The ministry said the talk was beyond what could be considered reasonable free speech, like inviting Nazis to speak in Germany or terrorists to speak in the United States. Mr. Chan, however, said he and his party were advocates for peaceful political change.
“We condemn violence, we do not support violence and we never have been for violence,” he said.
Calls for Hong Kong independence were largely unheard of in this city a decade ago, and they still lack widespread public support. But after the 2014 demonstrations known as the Umbrella Movement, when protesters occupied major roadways for 79 days in an unsuccessful push for more open democracy, some activists became more vocal in their calls for the city to formally separate from China.
Official criticism of such ideas only gave them more attention, and Mr. Leung has sometimes been mockingly called the “father of Hong Kong independence” for highlighting the movement.
Mr. Leung is now a vice chairman of the Chinese People’s Political Consultative Conference, an advisory body to the central government.
His vocal criticism of Hong Kong independence could ensure that Mr. Leung is seen as an ally by the central government, said Maya Wang, a senior researcher for Human Rights Watch.
That pattern is similar to other parts of China that have independence movements, like the western regions of Xinjiang and Tibet, she said.
“That unfortunately results in authorities hardening their approach to these regions,” she said. “Instead of addressing legitimate grievances in those places over freedom of expression, participation, equality and justice, you are creating a hostile, tough approach to a certain segment of the population.”
During a visit to Hong Kong last year, President Xi Jinping warned against challenging the “red line” of Beijing’s sovereignty over the city, his most direct admonition of Hong Kong independence advocates.
The law, formally known as the Societies Ordinance, is typically used against organized crime groups, and the proposed ban of the Hong Kong National Party would be the first application against a political party since Britain returned the territory to China in 1997.
Mr. Chan has until Sept. 4 to respond to the government’s proposed ban.
The Chinese Ministry of Foreign Affairs complained to the Foreign Correspondents’ Club about plans for the talk, titled “Hong Kong Nationalism: A Politically Incorrect Guide to Hong Kong Under Chinese Rule.”
Then Mr. Leung added to the criticism, using increasingly harsh rhetoric. “Would the club invite speakers who promote racism, anti-Semitism or Nazism?” he wrote Saturday on his Facebook page.

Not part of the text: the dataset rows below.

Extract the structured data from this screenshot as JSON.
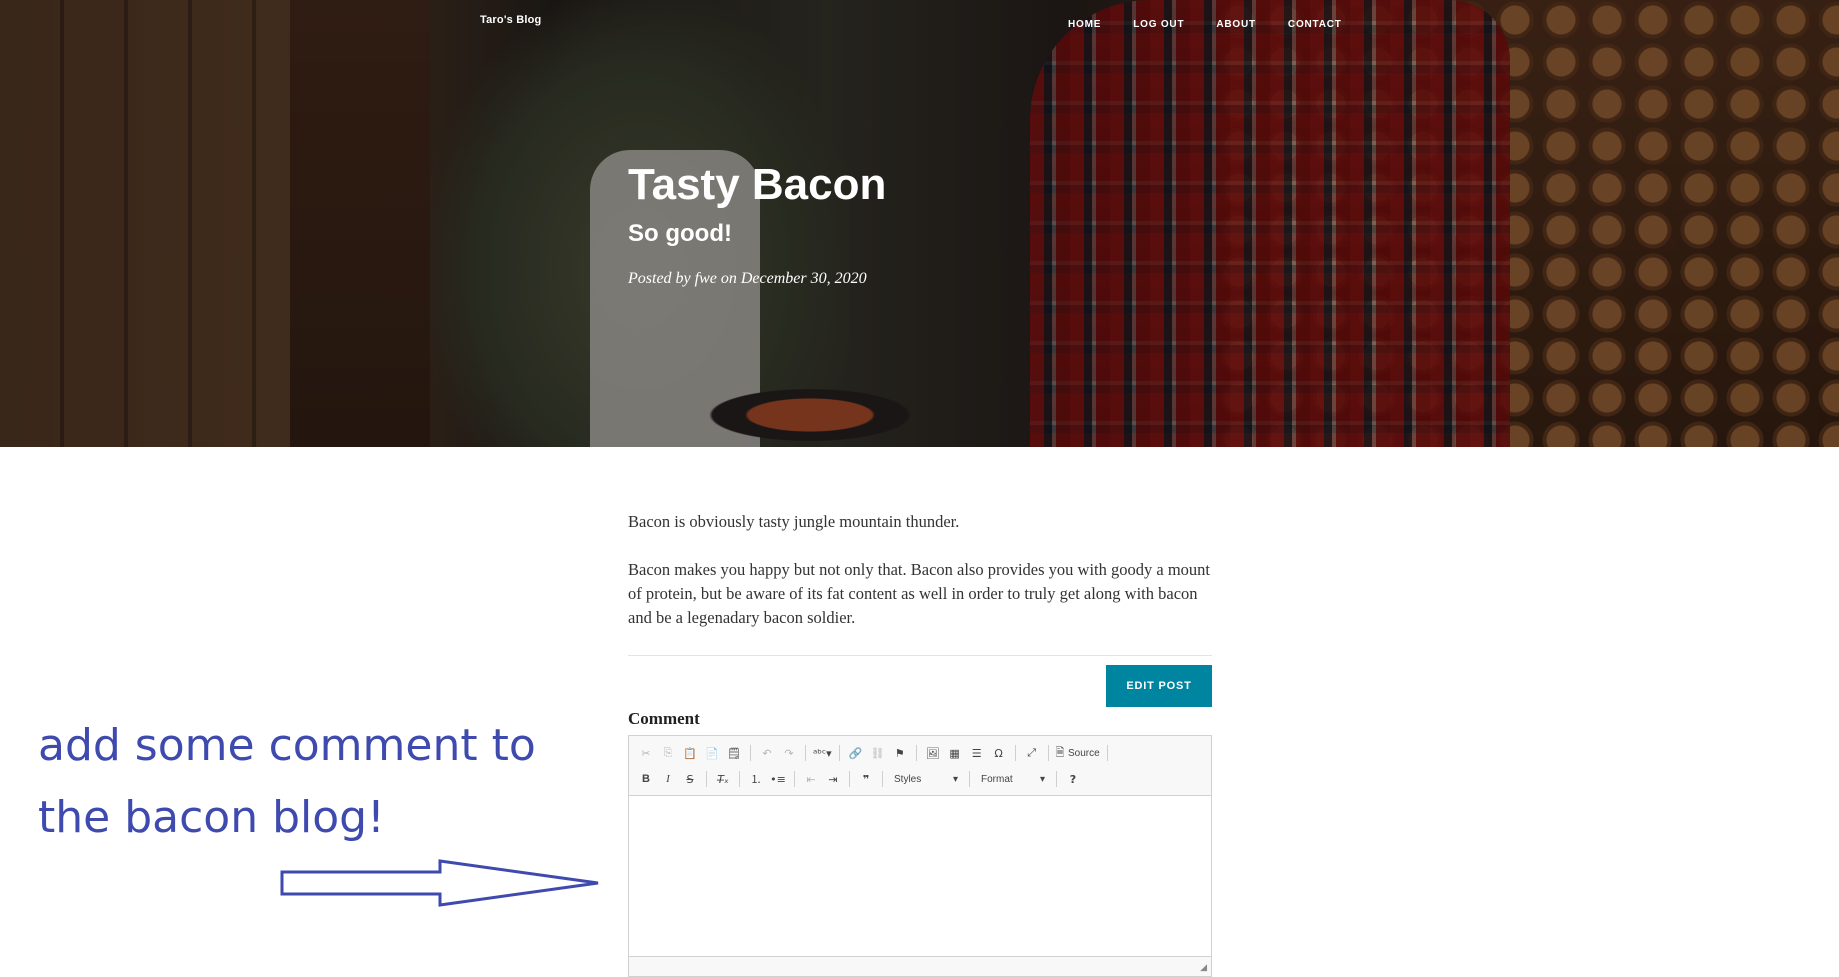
{
  "header": {
    "brand": "Taro's Blog",
    "nav": [
      {
        "label": "HOME"
      },
      {
        "label": "LOG OUT"
      },
      {
        "label": "ABOUT"
      },
      {
        "label": "CONTACT"
      }
    ],
    "title": "Tasty Bacon",
    "subtitle": "So good!",
    "meta": "Posted by fwe on December 30, 2020"
  },
  "post": {
    "paragraphs": [
      "Bacon is obviously tasty jungle mountain thunder.",
      "Bacon makes you happy but not only that. Bacon also provides you with goody a mount of protein, but be aware of its fat content as well in order to truly get along with bacon and be a legenadary bacon soldier."
    ],
    "edit_button": "EDIT POST"
  },
  "comment": {
    "label": "Comment",
    "toolbar": {
      "source_label": "Source",
      "styles_label": "Styles",
      "format_label": "Format",
      "help_label": "?"
    }
  },
  "annotation": {
    "text_line1": "add some comment to",
    "text_line2": "the bacon blog!",
    "color": "#3f4aaf"
  },
  "colors": {
    "accent": "#0085a1"
  }
}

Mr. Leung also suggested the government was giving the club a break on its rent and that the lease should be reopened for other bidders. But Carrie Lam, the chief executive, said the club paid a market rate.
The club currently pays more than $73,000 a month for its building, a former cold-storage warehouse for a dairy. The rent has roughly doubled from the rent of about $37,000 it paid in 2008.
Victor Mallet, the club’s first vice president and Asia news editor for The Financial Times, said the club considered the talk a “normal event,” and that it regularly hosted speakers representing a range of viewpoints it neither endorses nor opposes.
“The fact that this lunch seems to have become far from normal and has generated such exceptional interest in Hong Kong and around the world I think tells us more about the political climate in Hong Kong and in Beijing than it does about the F.C.C.,” he said.